Bookmaker Upsets

When the bookies strongly back a team to win.. and they don’t… well that’s an upset. We call this ‘choking’ [1], that is they should have won but choked under the ‘pressure’

So, which team ‘chokes’ the most, and who do they ‘choke’ against??

“Guest” (or maybe i’ll have to attribute as ‘regular’..)  data visualisationist [2]  Matt Dick explores this in the following post

 

[1] Choking, despite what Wikipedia says is not the “mechanical obstruction of the flow of air from the environment into the lungs” ;0

 

[2] Yes I made this job title up – however apt

 

Without ado:

Upsets

In light of the round 2 predictions following the bookie predictions, we thought this would be a great time to start looking at bookie upsets.
What I would like to do is analyse the dataset and determine if there are any common factors where the game resulted in an upset with respect to the bookies odds.

To do this, we have merged the dataset with the player information, as well as the bookies odds, model odds, predictions etc, as well as the ongoing performance of the model/bookmaker.

There is a field in the dataset, “B_FP” which indicates bookie false positives; ie. where the bookie favoured this team to win, but they did not. To further define an “upset”, I’ve picked a bookie odds cutoff of 1:1.4 (0.71). The cutoff of 1.4 is supposed to represent a strong favourite losing the game.

The total fraction of “upsets” at the 1:1.49 bookmaker odds cutoff is around 13.6% of all games.

We can have a look at the number of times each club lost when they were strong favourites.

Assuming we are happy with the volume of data being representative, lets have a look at the percentage of bookie upsets by club, sorted from highest percentage of upsets, to lowest.

Following on from this, I thought it would be interesting to see if there are certain matchups where there a particular team causes more upsets versus another. A heatmap is a convenient way to represent this, where the Y-axis represents the bookmaker favourite, and the X-axis is the opposing side. The higher the number/brighter the cell, the more often that opponent causes upsets versus the favourite side.

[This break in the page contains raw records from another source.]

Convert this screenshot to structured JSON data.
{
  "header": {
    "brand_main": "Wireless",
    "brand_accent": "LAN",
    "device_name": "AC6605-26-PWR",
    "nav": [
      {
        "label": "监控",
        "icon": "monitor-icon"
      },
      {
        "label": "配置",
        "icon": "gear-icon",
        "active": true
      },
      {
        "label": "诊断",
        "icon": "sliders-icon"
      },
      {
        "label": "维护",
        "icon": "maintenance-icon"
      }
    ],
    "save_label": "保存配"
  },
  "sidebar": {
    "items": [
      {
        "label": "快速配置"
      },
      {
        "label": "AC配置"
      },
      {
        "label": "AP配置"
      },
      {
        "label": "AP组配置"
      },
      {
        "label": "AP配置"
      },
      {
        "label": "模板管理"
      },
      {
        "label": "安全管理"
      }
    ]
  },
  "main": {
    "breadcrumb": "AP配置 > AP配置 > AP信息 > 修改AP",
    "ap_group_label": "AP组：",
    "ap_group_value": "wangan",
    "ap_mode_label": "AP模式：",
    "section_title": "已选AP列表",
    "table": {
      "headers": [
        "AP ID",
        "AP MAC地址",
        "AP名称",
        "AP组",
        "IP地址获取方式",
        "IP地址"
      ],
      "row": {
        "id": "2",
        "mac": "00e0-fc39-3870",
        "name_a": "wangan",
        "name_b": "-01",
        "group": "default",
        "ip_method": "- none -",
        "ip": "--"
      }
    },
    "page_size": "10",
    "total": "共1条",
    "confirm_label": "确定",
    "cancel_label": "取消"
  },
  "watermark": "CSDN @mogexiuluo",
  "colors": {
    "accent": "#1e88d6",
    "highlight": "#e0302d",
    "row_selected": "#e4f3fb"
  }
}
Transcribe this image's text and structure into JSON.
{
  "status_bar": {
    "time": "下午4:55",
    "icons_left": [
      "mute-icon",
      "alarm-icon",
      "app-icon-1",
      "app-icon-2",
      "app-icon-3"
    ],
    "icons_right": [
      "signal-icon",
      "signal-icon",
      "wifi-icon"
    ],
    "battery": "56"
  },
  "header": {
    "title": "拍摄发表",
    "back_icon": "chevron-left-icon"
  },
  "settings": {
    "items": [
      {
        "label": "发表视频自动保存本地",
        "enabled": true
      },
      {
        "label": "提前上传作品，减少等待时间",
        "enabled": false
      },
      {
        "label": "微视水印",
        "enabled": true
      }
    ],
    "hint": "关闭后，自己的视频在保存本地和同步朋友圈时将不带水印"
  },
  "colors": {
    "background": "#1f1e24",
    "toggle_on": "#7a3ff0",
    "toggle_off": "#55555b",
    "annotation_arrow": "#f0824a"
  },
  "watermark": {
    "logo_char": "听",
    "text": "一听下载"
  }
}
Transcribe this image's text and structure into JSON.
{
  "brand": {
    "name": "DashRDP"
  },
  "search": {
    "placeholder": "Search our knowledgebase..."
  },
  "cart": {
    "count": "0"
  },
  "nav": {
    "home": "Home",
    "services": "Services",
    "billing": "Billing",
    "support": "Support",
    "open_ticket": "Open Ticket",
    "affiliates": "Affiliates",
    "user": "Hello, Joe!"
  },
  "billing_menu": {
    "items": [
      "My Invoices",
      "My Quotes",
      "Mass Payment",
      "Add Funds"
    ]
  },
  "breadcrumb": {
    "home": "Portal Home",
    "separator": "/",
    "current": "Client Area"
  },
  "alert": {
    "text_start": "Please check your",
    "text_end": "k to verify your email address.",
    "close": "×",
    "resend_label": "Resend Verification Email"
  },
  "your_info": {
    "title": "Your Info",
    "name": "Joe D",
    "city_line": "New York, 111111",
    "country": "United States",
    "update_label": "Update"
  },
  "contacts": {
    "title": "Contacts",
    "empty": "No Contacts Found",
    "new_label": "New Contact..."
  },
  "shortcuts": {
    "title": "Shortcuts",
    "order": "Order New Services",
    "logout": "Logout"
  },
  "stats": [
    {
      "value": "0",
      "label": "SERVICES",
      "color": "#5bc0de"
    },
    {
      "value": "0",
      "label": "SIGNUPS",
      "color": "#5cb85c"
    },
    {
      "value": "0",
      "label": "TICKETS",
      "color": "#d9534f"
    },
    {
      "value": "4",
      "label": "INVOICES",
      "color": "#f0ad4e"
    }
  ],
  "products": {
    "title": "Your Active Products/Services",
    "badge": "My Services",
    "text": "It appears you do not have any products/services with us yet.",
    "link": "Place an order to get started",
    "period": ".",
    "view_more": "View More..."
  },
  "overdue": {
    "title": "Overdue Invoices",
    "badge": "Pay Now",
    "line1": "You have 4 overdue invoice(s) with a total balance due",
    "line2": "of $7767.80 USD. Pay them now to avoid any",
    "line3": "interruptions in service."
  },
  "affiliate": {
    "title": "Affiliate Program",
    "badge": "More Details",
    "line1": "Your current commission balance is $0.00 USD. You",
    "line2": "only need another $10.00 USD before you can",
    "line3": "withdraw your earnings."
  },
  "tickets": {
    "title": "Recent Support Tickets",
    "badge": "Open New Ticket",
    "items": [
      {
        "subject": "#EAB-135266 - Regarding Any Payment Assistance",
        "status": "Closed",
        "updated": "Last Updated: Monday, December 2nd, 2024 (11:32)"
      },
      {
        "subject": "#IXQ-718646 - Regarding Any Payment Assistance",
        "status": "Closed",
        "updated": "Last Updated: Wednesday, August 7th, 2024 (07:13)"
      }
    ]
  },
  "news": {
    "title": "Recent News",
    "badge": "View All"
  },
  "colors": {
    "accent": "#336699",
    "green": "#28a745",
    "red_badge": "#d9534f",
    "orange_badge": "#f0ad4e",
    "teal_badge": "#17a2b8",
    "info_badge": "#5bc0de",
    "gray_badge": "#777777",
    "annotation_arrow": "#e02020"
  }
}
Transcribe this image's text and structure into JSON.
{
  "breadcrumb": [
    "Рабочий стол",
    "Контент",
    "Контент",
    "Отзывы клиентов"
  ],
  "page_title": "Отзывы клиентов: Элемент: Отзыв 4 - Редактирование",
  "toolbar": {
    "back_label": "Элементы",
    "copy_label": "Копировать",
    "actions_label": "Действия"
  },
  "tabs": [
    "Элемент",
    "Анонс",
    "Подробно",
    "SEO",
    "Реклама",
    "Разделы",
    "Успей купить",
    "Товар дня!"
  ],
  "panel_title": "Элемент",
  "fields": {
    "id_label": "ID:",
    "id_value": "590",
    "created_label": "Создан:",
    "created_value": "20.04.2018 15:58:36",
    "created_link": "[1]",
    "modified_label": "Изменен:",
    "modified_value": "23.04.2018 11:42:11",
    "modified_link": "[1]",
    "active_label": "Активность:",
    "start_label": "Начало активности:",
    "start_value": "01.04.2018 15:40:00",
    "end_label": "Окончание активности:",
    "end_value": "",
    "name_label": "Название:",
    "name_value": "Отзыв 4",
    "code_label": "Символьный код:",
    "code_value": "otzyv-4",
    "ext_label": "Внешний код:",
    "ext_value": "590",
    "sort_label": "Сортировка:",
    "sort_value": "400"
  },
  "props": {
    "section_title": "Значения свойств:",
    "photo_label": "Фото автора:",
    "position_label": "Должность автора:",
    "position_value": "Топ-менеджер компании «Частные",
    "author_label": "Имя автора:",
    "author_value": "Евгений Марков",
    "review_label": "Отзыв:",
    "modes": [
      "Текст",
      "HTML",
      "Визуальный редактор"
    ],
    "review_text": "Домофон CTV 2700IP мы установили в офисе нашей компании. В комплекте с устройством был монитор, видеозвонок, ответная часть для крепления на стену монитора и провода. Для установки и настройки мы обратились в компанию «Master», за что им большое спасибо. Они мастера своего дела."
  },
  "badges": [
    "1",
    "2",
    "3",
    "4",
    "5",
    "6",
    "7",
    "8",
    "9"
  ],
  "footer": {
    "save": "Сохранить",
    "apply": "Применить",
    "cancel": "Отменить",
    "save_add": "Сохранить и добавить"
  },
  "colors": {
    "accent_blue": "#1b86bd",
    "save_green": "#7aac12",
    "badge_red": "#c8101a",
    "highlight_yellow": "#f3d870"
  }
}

For example; when the warriors have been picked as strong favourites against the Dragons, the Dragons have still won all match-ups analysed (all 2 times!).

Could a reasonable staking strategy be formed around taking a punt on the Dragons in a case like this? The Dragons odds for this game (excluding the Vig) should have been at least 3:1…Or can the NRLexp model use a “choking index” as an input parameter?